Parabola
3.0 Standard equation of Parabola
3.0 Standard equation of Parabola
1. ${y^2} = 4ax$
- Axis of parabola: $X$-axis i.e., $y=0$.
- Vertex $(0,0)$
- Focus $(a,0)$
- Equation of Directrix: $x+a=0$
- Equation of Latus rectum: $x-a=0$
- Point of intersection of parabola with latus rectum $(a, \pm 2a)$
- Length of latus rectum $ = \left| {4a} \right|$ or $4 \times $ distance between vertex and focus or $4 \times $ distance between vertex and directrix or $2 \times $ distance between focus and directrix .
2. ${x^2} = 4ay$
- Axis of parabola: $Y$-axis i.e., $x=0$.
- Vertex $(0,0)$
- Focus $(0,a)$
- Equation of Directrix: $y+a=0$
- Equation of Latus rectum: $y-a=0$
- Point of intersection of parabola with latus rectum $( \pm 2a,a)$
- Length of latus rectum $ = \left| {4a} \right|$ or $4 \times $ distance between vertex and focus or $4 \times $ distance between vertex and directrix or $2 \times $ distance between focus and directrix.
3. ${y^2} = -4ax$
- Axis of parabola: $X$-axis i.e., $y=0$.
- Vertex $(0,0)$
- Focus $(-a,0)$
- Equation of Directrix: $x-a=0$
- Equation of Latus rectum: $x+a=0$
- Point of intersection of parabola with latus rectum $(-a, \pm 2a)$
- Length of latus rectum $ = \left| {4a} \right|$ or $4 \times $ distance between vertex and focus or $4 \times $ distance between vertex and directrix or $2 \times $ distance between focus and directrix.
4. ${x^2} = -4ay$
- Axis of parabola: $Y$-axis i.e., $x=0$.
- Vertex $(0,0)$
- Focus $(0,-a)$
- Equation of Directrix: $y-a=0$
- Equation of Latus rectum: $y+a=0$
- Point of intersection of parabola with latus rectum $( \pm 2a,-a)$
- Length of latus rectum $ = \left| {4a} \right|$ or $4 \times $ distance between vertex and focus or $4 \times $ distance between vertex and directrix or $2 \times $ distance between focus and directrix.

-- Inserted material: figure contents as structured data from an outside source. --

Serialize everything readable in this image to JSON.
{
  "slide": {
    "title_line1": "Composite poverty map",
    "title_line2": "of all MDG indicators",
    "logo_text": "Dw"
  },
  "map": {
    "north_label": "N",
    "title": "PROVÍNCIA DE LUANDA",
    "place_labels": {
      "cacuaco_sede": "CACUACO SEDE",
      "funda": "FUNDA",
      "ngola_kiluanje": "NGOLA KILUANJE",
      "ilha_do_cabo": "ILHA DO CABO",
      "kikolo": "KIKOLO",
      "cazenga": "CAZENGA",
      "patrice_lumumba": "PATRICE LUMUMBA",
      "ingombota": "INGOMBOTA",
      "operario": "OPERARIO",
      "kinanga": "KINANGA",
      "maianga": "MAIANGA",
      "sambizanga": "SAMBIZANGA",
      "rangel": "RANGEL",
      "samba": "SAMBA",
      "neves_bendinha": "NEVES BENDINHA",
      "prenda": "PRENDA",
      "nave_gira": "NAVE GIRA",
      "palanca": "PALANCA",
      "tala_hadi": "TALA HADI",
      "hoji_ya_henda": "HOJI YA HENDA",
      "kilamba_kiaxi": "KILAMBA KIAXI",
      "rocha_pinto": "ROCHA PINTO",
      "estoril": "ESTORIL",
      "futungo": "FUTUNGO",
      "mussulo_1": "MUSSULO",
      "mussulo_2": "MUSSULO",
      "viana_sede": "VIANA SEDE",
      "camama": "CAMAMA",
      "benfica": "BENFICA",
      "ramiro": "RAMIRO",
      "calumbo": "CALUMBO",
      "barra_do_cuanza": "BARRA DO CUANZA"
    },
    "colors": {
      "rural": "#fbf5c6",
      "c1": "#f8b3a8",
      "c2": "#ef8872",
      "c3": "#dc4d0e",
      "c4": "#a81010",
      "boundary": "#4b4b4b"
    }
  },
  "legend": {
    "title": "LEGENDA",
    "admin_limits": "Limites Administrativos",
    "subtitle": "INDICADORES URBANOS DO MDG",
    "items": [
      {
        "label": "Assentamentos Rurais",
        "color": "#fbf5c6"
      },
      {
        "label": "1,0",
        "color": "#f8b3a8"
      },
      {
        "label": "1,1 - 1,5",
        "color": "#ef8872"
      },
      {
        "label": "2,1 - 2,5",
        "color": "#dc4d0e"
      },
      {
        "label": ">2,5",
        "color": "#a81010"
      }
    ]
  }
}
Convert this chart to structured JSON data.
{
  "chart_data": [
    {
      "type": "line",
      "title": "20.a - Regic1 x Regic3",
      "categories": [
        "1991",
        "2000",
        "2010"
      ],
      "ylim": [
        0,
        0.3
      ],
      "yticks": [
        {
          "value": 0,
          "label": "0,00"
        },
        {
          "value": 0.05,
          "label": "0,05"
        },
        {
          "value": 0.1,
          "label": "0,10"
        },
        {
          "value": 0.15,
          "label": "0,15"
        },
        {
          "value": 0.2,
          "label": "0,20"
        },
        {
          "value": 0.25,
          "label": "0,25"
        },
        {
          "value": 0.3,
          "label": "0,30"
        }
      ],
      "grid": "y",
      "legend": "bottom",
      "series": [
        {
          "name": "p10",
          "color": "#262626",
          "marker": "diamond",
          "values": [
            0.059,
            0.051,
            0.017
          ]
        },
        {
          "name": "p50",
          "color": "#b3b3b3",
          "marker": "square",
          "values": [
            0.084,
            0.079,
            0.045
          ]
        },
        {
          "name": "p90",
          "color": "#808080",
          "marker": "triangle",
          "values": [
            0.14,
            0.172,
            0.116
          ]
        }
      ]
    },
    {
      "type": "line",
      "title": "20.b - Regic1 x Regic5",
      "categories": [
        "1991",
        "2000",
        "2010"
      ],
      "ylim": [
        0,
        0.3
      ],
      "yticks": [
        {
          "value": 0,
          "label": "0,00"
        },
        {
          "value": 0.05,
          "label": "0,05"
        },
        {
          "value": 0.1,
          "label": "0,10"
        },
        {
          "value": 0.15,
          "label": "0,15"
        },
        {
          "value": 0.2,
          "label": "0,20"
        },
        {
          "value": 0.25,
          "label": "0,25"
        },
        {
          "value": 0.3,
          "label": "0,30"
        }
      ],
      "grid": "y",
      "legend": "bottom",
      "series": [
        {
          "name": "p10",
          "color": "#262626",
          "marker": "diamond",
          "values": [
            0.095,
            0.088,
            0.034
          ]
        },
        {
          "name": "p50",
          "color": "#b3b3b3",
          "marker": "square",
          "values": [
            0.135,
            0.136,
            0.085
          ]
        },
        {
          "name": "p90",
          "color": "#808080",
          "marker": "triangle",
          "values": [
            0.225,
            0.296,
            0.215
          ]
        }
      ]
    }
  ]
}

Question 4. The equation of parabola is ${y^2} - 4y + 8 - 4x = 0$. Find the axis, vertex, focus, equation of directrix and latus rectum of parabola.
Solution: We can write the equation of parabola as $${\left( {y - 2} \right)^2} + 4 - 4x = 0$$ $${\left( {y - 2} \right)^2} = 4\left( {x - 1} \right)...(1)$$
Let us assume $Y = y - 2$ and $X = x - 1$, so equation $(1)$ becomes $${Y^2} = 4X...(2)$$
Compare the equation $(2)$ with the standard form of parabola i.e., ${y^2} = 4ax$ we get, $$a = 1$$
The axis of parabola given in equation $(2)$ is $$Y = 0$$
Therefore, the axis of parabola given in equation $(1)$ $$y-2=0$$
The vertex of parabola given in equation $(2)$ is $(0,0)$. Therefore, the vertex of parabola given in equation $(1)$ can be find out by putting $X=0$ and $Y=0$ i.e., $$x-1=0$$ and $$y-2=0$$
So, the vertex of parabola given in equation $(1)$ is $V(1,2)$.
The focus of parabola given in equation $(2)$ is $(a,0)$ i.e., $(1,0)$ and the focus of parabola given in equation $(1)$ can be find out by putting $X=a=1$ and $Y=0$ i.e., $$x-1=1$$ or, $$x=2$$ And $$y-2=0$$ Or, $$y=2$$
Therefore, the focus of parabola given in equation $(1)$ is $(2,2)$.
Equation of directrix of parabola given in equation $(1)$ is $$X+a=0$$
Or, $$x-1+1=0$$ $$x=0$$
Latus rectum of parabola given in equation $(1)$ is $$X-a=0$$ or, $$x-1-1=0$$ $$x=2$$